Les faits divers, un facteur d'unité?


Faits divers: le crime est notre affaire!

Les Français ont une passion pour les faits divers qui les interrogent sur leur propre personnalité


« Pourquoi un tel engouement pour les faits divers ? » C’est la question que pose Guillaume de Dieuleveult dans un excellent article du Figaro en date du 27 novembre.

Le hasard de l’écoute matinale fait que dans l’émission « Grand bien vous fasse ! » d’Ali Rebeihi, le 15 décembre, le même sujet a été traité.

Il m’a semblé que ce thème était si riche, et la passion des Français pour les faits divers tellement majoritaire et consensuelle, que je pouvais me donner le droit d’aller plus avant que je ne l’avais fait déjà dans un billet du 9 février 2018 : « Sang pour cent: le crime, une passion ordinaire… »

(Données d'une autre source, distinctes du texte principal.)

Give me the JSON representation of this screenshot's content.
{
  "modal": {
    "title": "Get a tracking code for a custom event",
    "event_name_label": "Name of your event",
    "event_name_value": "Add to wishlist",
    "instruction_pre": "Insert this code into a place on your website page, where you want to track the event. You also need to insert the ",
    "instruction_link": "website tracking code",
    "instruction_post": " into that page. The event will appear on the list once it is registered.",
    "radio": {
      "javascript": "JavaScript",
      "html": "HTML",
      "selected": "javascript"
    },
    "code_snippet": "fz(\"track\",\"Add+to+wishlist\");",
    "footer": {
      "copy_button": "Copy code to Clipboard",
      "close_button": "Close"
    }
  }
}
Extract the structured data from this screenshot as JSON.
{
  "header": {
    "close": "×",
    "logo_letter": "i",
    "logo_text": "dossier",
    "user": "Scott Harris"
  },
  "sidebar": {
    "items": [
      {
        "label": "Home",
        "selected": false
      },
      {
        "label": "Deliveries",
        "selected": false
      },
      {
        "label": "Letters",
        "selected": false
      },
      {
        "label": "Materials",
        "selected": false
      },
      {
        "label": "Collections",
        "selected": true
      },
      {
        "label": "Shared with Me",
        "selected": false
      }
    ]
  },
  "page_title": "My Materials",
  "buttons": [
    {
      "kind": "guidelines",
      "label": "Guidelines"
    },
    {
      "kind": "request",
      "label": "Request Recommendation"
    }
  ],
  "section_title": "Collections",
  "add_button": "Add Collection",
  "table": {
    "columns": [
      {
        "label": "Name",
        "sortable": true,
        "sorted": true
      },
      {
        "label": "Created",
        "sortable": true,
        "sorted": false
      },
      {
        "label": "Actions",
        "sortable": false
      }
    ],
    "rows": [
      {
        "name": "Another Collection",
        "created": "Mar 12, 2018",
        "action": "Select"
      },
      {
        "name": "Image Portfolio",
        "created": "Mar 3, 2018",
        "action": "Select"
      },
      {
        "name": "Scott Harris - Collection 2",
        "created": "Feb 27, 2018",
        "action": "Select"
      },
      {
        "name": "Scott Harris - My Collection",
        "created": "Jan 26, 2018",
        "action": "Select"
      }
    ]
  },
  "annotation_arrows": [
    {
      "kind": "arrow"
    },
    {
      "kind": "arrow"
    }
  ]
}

Pourquoi, en effet, une telle dilection, partagée par toutes les classes sociales, pour le sombre de la criminalité, l’extra-ordinaire d’un comportement et d’une tragédie ou parfois, dans un registre moins lourd, l’anecdotique singulier de telle ou telle séquence de vie ?

Les faits sont divers et la curiosité à leur égard unit. Celle-ci n’est pas sordide ni vulgaire, elle ne révèle rien de malsain, elle considère avec une fascination emplie de bonne conscience les épisodes criminels, les incroyables ressources du Mal. Ce dernier ne cesse d’inventer, de sorte qu’hier sera dépassé par aujourd’hui que le futur relativisera.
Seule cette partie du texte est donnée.